Reader, [Michael Rubenstein], sent in a project he’s been working on. Kilobot, as stated in the paper(pdf), overcomes the big problems with real world swarm robotics simulations; cost, experiment setup time, and maintenance. The robot can be communicated with wirelessly, charged in bulk, and mass programmed in under a minute. Typically, robots used for swarm research cost over a $100, so large scale experiments are left to software simulation. These, however, rarely include the real world physics, sensor error, and other modifying factors that only arise in a physical robot.  Impressively enough, the kilobot comes in far under a hundred and still has many of the features of its costlier brothers. It can sense other robots, report its status, and has full differential steer (achieved, surprisingly, through bristle locomotion). There are a few cool videos of the robot in operation on the project site that are definitely worth a look.

Comments

  1. nes says:

    That is rather good. I like the way they measure proximity and communicate via a single infra red transceiver. Very neat.

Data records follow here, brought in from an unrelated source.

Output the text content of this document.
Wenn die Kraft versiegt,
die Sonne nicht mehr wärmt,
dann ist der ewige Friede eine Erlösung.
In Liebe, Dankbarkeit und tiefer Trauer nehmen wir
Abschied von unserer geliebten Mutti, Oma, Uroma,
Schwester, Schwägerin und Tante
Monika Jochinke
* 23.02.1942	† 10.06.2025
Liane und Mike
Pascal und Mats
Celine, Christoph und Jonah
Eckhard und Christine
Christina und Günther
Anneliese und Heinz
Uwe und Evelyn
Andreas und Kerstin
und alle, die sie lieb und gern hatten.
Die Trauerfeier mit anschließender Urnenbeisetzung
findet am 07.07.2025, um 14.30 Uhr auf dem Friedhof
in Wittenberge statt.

    Only suggestion I have is that they could potentially “feed” (charge) autonomously if the three legs were connected to the existing charging circuit via a three pole bridge rectifier and the table were make into a grid of conductive squares with alternating connections to GND and 6V. That way, so long as one leg is straddling a break, the charger sees a voltage.

  2. CodeWhite says:

    I first read killbot, and got super excited! but these things are freaking awesome. Just need to add some lasers or saw blades onto them!

  3. Philip says:

    I saw these at the Boston Science Museum! their darn great! how can i get em? hihihi

  4. Anon says:

    @CodeWhite
    Why attach things which require a constant source of power? Simply pack small C4/RDX charges on the little things and have at ‘em!

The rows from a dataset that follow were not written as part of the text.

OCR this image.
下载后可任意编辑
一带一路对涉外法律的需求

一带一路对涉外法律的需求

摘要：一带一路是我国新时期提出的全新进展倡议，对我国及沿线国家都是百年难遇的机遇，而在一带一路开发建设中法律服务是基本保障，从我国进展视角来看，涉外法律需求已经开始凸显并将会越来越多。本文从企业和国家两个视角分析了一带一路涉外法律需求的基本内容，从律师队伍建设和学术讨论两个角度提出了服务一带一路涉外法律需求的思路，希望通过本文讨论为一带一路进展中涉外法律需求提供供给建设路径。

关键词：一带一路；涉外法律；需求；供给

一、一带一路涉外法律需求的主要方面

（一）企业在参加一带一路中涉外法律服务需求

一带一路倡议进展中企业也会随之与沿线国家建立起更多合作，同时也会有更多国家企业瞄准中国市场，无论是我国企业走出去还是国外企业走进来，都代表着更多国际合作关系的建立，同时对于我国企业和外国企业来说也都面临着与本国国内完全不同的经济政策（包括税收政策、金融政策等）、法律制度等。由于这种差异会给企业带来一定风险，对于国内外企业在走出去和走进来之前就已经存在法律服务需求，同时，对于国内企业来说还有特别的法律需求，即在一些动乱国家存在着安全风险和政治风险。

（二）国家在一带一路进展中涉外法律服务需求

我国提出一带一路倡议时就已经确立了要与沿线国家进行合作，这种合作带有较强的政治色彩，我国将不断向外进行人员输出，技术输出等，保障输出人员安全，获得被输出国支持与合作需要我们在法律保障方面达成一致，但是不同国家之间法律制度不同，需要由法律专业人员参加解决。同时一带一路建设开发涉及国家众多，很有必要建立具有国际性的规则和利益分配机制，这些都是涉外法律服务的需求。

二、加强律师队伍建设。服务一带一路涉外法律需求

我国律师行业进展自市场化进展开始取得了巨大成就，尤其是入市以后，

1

    Seriously though. KILLbot is what i read as well..

    -_-

  5. nave.notnilc says:

    imo not being able to recharge on their own is a serious flaw in a design “hundreds or even thousands of robots”. That’s a fair few batteries to be changing by hand.

    somewhat similar robot swarm: http://warrantyvoidifremoved.com/taxonomy_menu/18/17/12

  6. Wirf says:

    @nave.notnilc They have thought about the charging problem; to charge these bots, you place them on a conductive surface with their feet, and press a conductive surface on top of them.
    Put 6VDC between the two conductive surfaces, and the bots will begin charging.

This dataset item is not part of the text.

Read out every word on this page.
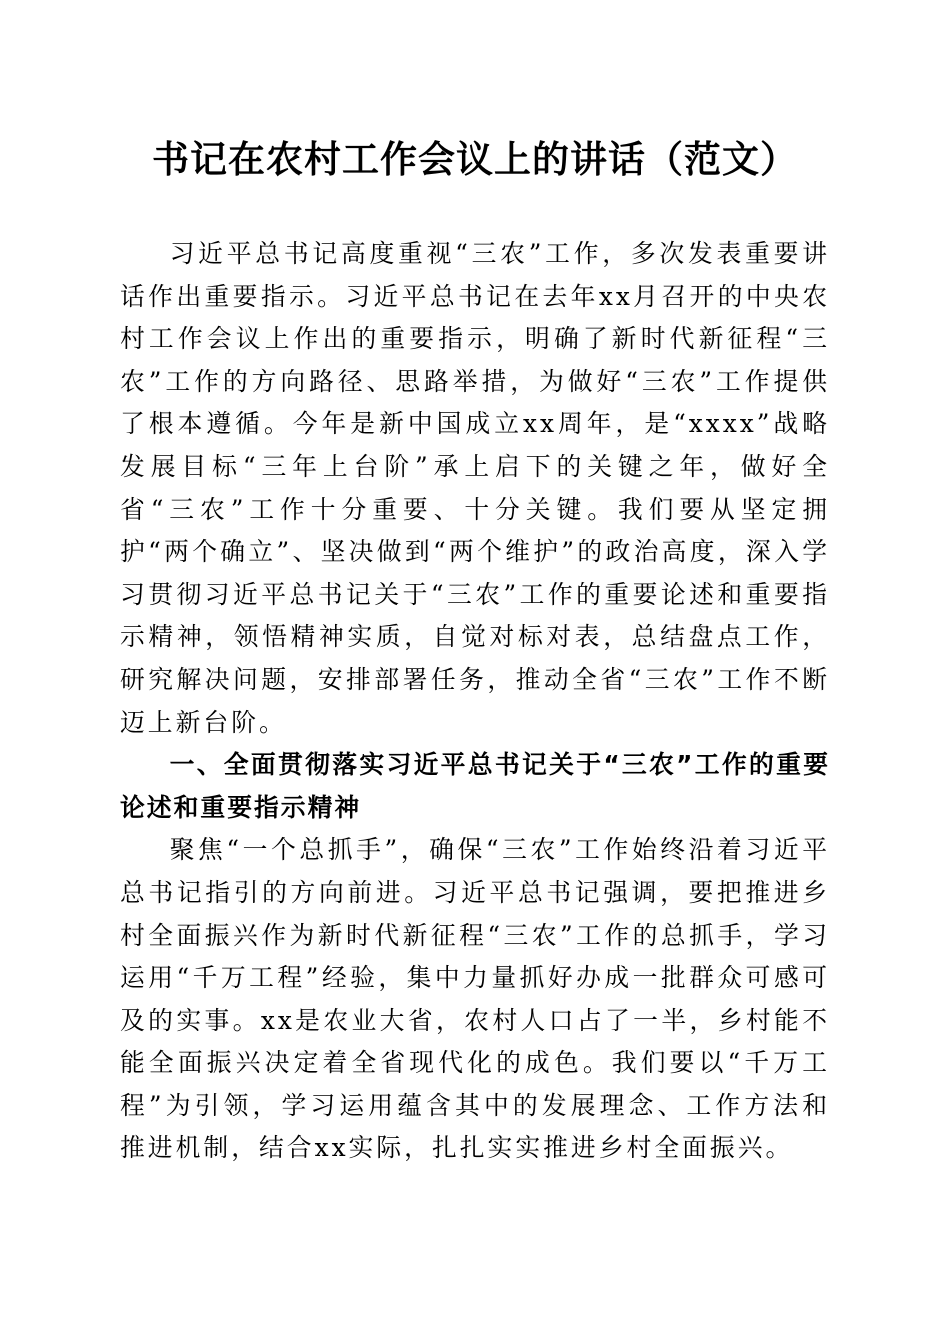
书记在农村工作会议上的讲话（范文）

习近平总书记高度重视“三农”工作，多次发表重要讲话作出重要指示。习近平总书记在去年xx月召开的中央农村工作会议上作出的重要指示，明确了新时代新征程“三农”工作的方向路径、思路举措，为做好“三农”工作提供了根本遵循。今年是新中国成立xx周年，是“xxxx”战略发展目标“三年上台阶”承上启下的关键之年，做好全省“三农”工作十分重要、十分关键。我们要从坚定拥护“两个确立”、坚决做到“两个维护”的政治高度，深入学习贯彻习近平总书记关于“三农”工作的重要论述和重要指示精神，领悟精神实质，自觉对标对表，总结盘点工作，研究解决问题，安排部署任务，推动全省“三农”工作不断迈上新台阶。

一、全面贯彻落实习近平总书记关于“三农”工作的重要论述和重要指示精神

聚焦“一个总抓手”，确保“三农”工作始终沿着习近平总书记指引的方向前进。习近平总书记强调，要把推进乡村全面振兴作为新时代新征程“三农”工作的总抓手，学习运用“千万工程”经验，集中力量抓好办成一批群众可感可及的实事。xx是农业大省，农村人口占了一半，乡村能不能全面振兴决定着全省现代化的成色。我们要以“千万工程”为引领，学习运用蕴含其中的发展理念、工作方法和推进机制，结合xx实际，扎扎实实推进乡村全面振兴。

    I can see a system like that working for charging thousands of bots at once, no problem.

  7. Wiregeek says:

    @Wirf,

    do you remember what happened when the spaniel got into your bot-charging-clamp-table?

    DO YOU?

    DO YOU!!!?

    think of the spaniels, man!

  8. michael says:

    It would be interesting to use rechargeable AAA’s and some unsuspecting grad assistants.

    These would be very cool educational bots.

  9. Josh Thomas says:

    Are wireless electricity receptors small enough yet to make that a practical charging alternative?

  10. ian says:

    i want some it would be cool to have some to show to one of my teched teachers

  11. Is HaD not including videos in posts anymore? This is the second post I’ve checked today where I’ve had to click away to find the video :/

  12. hpduong says:

    how is differential/directional motion achieved with vibration motors?

  13. It’s pretty common for something to suck and for someone to say, “but if i had 1,000 of them it would be awesome.” That only makes it seem awesome because it makes it seem as if someone else liked the idea enough to invest the resources/$ to make 1,000 of them.

    Swarm robots? eh. A lot of people seem to abuse the “lego metaphor.” They think that if you have enough of something you only need one type of thing and you can do anything. But think about a simple material like wood— there are hundreds of different machines for working wood. It’s not the material/wood/robot itself that is exciting. It’s a nicely made banister, or cabinet, etc.